La bottega Scarpelli realizza opere dagli stupefacenti effetti pittorici perpetuando l’affascinante arte del commesso fiorentino
Mariagabriella Rinaldi
La tradizione splendida del mosaico in pietre dure ha origine nel Rinascimento italiano e trova oggi nella bottega Le Pietre nell’Arte della famiglia Scarpelli a Firenze, nel cuore della città, la sua naturale prosecuzione, nel segno dell’assoluta e riconosciuta eccellenza. Questo particolare mosaico, che consente effetti pittorici e decorativi stupefacenti, è definito «commesso fiorentino»: dal latino committere, che significa mettere insieme, unire.
Nasce nella seconda metà del ’400, ma diviene un’arte grazie all’illuminata politica di mecenatismo della famiglia de’ Medici, prima con il granduca Francesco I e poi con Ferdinando I, fondatore nel 1588 del glorioso Opificio delle pietre dure. I Medici formarono in particolare nelle manifatture fiorentine le maestranze specializzate necessarie a realizzare la magnifica cappella dei Principi in San Lorenzo, capolavoro di questa tecnica. Con l’intarsio delle pietre dure semipreziose furono realizzate opere di straordinario valore, dai mobili agli oggetti d’arredo, fino a magnifiche copie di quadri figurativi, che resero i maestri fiorentini celebri nel mondo per invenzione e tecnica, fino al tramonto della dinastia medicea e lorenese, alla fine del XIX secolo.

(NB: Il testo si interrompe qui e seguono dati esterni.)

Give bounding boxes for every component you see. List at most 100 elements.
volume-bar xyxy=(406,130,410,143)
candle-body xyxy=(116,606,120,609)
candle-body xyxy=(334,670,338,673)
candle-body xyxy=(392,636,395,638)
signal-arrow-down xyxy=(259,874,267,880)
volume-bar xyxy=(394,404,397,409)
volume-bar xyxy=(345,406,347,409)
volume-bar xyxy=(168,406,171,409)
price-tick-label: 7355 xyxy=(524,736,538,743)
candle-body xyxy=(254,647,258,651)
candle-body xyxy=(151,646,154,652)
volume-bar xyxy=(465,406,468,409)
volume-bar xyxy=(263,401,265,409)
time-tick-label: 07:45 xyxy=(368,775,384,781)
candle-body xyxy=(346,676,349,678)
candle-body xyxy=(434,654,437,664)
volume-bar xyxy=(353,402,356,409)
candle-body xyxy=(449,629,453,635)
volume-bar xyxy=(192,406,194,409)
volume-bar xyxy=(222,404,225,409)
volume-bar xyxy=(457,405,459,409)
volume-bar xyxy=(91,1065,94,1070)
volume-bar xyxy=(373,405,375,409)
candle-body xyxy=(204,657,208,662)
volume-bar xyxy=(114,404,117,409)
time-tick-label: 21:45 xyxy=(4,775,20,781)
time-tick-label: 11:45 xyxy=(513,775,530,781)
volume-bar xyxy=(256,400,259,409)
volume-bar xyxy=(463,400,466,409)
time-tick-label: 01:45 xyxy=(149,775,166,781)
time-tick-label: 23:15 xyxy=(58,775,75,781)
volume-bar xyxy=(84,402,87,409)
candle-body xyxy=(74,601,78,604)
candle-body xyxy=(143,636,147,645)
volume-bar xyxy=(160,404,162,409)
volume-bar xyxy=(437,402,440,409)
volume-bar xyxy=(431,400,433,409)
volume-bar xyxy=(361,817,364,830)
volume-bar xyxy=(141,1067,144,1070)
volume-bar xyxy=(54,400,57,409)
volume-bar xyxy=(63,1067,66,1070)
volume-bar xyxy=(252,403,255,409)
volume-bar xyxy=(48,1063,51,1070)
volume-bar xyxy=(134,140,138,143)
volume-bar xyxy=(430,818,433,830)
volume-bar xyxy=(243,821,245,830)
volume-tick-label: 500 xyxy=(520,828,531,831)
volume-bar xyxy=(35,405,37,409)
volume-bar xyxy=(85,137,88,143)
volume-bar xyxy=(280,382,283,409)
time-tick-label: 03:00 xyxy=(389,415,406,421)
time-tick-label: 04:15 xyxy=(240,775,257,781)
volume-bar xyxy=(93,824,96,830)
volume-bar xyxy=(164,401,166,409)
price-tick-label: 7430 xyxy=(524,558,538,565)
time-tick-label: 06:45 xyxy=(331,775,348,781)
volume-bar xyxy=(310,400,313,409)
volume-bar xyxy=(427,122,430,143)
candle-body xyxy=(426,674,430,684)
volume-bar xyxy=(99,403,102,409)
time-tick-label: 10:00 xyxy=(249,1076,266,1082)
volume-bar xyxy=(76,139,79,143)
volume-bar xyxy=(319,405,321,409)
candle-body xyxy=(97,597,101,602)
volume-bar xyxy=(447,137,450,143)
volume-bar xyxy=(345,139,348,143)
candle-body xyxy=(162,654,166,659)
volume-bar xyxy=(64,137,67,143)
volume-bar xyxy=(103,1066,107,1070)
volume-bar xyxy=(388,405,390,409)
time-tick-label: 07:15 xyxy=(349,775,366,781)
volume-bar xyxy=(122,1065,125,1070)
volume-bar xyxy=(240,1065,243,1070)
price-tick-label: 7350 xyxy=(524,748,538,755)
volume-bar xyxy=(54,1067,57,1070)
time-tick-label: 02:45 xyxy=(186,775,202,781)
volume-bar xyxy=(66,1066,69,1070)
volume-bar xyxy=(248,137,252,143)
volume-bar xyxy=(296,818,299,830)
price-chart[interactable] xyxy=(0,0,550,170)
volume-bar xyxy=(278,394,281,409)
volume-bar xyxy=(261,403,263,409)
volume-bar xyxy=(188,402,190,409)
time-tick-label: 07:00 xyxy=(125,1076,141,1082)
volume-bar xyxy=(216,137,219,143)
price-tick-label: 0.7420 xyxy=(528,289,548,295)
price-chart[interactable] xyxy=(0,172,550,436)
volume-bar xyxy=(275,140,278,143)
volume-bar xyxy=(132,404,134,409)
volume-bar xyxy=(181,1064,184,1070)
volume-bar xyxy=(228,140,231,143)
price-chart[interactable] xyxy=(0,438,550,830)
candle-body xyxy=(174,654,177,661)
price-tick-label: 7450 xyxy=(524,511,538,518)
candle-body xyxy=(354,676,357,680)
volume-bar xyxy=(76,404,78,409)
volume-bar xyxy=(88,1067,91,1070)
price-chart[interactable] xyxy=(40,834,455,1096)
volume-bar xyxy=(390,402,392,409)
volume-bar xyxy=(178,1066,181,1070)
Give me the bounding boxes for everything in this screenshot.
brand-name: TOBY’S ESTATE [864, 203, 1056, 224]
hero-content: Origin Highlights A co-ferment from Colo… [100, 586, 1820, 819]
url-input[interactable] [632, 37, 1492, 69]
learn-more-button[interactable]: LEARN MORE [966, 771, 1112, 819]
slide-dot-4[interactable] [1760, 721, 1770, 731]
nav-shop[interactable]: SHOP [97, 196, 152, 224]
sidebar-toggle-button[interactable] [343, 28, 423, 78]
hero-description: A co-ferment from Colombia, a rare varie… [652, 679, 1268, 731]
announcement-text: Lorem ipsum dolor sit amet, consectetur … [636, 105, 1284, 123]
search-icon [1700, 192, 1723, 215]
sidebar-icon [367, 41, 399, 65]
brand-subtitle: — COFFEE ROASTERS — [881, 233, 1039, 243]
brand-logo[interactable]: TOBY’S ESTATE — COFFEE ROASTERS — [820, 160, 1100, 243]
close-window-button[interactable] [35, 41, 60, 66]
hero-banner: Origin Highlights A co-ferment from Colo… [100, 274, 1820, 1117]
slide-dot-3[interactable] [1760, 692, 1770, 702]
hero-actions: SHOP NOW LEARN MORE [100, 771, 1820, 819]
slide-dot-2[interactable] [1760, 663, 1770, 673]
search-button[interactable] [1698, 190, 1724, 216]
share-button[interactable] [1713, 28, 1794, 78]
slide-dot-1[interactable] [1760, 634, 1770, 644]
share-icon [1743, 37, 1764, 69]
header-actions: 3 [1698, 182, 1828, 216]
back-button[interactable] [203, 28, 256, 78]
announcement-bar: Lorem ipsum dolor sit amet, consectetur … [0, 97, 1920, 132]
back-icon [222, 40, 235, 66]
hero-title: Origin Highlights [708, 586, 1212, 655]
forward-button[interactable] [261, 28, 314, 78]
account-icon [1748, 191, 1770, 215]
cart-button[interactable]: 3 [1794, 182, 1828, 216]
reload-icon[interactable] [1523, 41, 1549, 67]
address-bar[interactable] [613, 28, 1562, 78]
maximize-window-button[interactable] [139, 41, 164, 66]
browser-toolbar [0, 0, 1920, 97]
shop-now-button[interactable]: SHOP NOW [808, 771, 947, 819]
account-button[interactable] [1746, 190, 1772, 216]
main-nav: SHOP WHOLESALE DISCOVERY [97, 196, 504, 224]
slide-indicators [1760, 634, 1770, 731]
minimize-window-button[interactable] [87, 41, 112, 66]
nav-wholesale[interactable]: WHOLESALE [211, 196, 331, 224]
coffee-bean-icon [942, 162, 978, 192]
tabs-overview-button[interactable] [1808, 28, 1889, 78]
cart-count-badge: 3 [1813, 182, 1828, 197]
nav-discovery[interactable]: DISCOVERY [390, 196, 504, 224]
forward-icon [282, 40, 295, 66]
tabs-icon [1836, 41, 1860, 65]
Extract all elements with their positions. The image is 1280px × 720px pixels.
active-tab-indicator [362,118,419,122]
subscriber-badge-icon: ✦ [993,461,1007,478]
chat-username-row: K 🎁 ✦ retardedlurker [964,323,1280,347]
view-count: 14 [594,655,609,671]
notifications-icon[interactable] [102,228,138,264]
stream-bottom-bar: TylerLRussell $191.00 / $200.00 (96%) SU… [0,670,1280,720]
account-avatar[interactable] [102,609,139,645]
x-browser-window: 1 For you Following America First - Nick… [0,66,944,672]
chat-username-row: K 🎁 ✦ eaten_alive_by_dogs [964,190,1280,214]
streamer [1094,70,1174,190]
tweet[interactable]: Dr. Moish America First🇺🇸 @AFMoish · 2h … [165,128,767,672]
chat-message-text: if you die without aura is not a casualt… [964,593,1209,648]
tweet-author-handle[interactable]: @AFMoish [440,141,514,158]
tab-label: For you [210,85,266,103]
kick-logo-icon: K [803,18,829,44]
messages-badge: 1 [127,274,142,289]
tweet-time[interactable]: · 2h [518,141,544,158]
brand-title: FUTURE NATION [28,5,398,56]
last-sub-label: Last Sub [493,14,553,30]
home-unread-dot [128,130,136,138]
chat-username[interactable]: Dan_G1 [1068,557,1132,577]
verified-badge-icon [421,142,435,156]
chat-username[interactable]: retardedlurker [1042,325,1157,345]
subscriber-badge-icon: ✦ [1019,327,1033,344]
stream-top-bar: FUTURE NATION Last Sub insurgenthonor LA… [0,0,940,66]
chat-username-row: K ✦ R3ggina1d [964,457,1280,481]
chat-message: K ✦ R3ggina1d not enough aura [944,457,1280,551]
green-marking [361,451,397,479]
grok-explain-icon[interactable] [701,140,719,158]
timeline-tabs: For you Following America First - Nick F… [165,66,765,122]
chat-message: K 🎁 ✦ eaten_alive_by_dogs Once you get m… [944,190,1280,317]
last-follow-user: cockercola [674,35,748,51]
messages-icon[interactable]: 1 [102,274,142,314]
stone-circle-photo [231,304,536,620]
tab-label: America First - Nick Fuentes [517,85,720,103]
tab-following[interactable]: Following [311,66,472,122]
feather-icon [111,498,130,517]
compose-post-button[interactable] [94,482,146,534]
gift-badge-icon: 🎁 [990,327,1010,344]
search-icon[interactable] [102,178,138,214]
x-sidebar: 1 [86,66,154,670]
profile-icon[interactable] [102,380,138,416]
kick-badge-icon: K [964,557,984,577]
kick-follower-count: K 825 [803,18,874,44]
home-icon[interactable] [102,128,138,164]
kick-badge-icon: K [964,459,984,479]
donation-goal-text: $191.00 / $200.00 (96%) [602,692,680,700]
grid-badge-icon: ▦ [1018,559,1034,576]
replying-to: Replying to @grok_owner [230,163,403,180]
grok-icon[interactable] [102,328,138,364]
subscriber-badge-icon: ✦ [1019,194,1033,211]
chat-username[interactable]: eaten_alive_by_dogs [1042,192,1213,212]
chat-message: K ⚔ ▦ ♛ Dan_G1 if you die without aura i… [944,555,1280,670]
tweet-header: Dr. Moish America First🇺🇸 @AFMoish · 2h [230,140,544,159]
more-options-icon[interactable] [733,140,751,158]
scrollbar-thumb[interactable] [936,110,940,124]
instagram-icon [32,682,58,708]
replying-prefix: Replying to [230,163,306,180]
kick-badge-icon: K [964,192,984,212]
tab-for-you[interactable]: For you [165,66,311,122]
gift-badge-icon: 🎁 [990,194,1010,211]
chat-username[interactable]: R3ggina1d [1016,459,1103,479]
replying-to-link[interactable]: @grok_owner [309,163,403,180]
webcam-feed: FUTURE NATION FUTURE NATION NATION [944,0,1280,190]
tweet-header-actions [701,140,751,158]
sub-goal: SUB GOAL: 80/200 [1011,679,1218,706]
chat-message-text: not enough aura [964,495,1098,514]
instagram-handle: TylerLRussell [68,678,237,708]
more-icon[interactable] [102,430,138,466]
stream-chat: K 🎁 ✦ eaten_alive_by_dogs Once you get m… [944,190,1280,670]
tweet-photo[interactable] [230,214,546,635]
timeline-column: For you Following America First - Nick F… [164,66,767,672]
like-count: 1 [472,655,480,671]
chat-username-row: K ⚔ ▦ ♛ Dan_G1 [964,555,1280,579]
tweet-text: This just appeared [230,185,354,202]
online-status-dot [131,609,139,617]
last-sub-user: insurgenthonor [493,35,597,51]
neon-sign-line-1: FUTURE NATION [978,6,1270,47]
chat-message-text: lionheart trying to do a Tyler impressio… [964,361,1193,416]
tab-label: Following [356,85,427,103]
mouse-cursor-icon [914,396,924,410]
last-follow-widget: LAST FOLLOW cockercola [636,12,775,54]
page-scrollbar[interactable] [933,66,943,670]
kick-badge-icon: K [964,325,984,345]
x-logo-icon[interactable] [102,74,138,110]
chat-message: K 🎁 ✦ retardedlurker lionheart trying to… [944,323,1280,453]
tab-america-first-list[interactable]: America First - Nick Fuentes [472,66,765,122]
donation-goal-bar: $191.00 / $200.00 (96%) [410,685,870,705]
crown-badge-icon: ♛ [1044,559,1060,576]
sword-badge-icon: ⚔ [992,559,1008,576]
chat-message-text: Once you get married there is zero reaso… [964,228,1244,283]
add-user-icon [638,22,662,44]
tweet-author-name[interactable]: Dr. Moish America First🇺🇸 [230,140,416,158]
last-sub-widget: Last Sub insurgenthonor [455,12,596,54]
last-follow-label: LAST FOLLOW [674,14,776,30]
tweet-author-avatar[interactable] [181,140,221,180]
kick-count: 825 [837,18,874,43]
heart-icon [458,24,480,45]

L’antica e ardua lavorazione del commesso è la stessa che perpetuano ancora oggi i maestri artigiani Renzo e Leonardo Scarpelli, padre e figlio: padroneggiando con ineguagliabile abilità tutte le fasi di questa tecnica preziosa, dalla scelta delle pietre alla macchiatura al taglio, dalla levigatura alla lucidatura, realizzano stupefacenti «pitture di pietra» sfruttando tutte le sfumature e varietà di colore delle pietre naturali. I loro quadri raggiungono una carica espressiva e una delicatezza pittorica che non smette di suscitare meraviglia, perché non ti aspetti tanta bellezza realizzata in un materiale duro e difficile come la pietra... I paesaggi toscani, Firenze e l’Arno, bambini e animali che giocano, scene campestri, marine, nature morte, fiori, gioielli, oggetti e miniature, riproduzioni di quadri famosi... ci emozionano per la loro poesia e perfetta esecuzione. La tecnica è estremamente difficile e infatti i maestri in attività oggi si contano sulle dita di una mano, e con fatica. Come ha dichiarato Renzo, fondatore dell’ormai celebre bottega fiorentina di via Ricasoli, a pochi passi dal Duomo, dall’Accademia di Belle Arti e dall’Opificio, meta di appassionati e turisti da tutto il mondo, il mosaicista deve essere «un po’ artista e un po’ artigiano». Ma aggiunge che «se non ha pazienza, tecnica e talento, è inutile provare: quelle qualità nessuno gliele può dare».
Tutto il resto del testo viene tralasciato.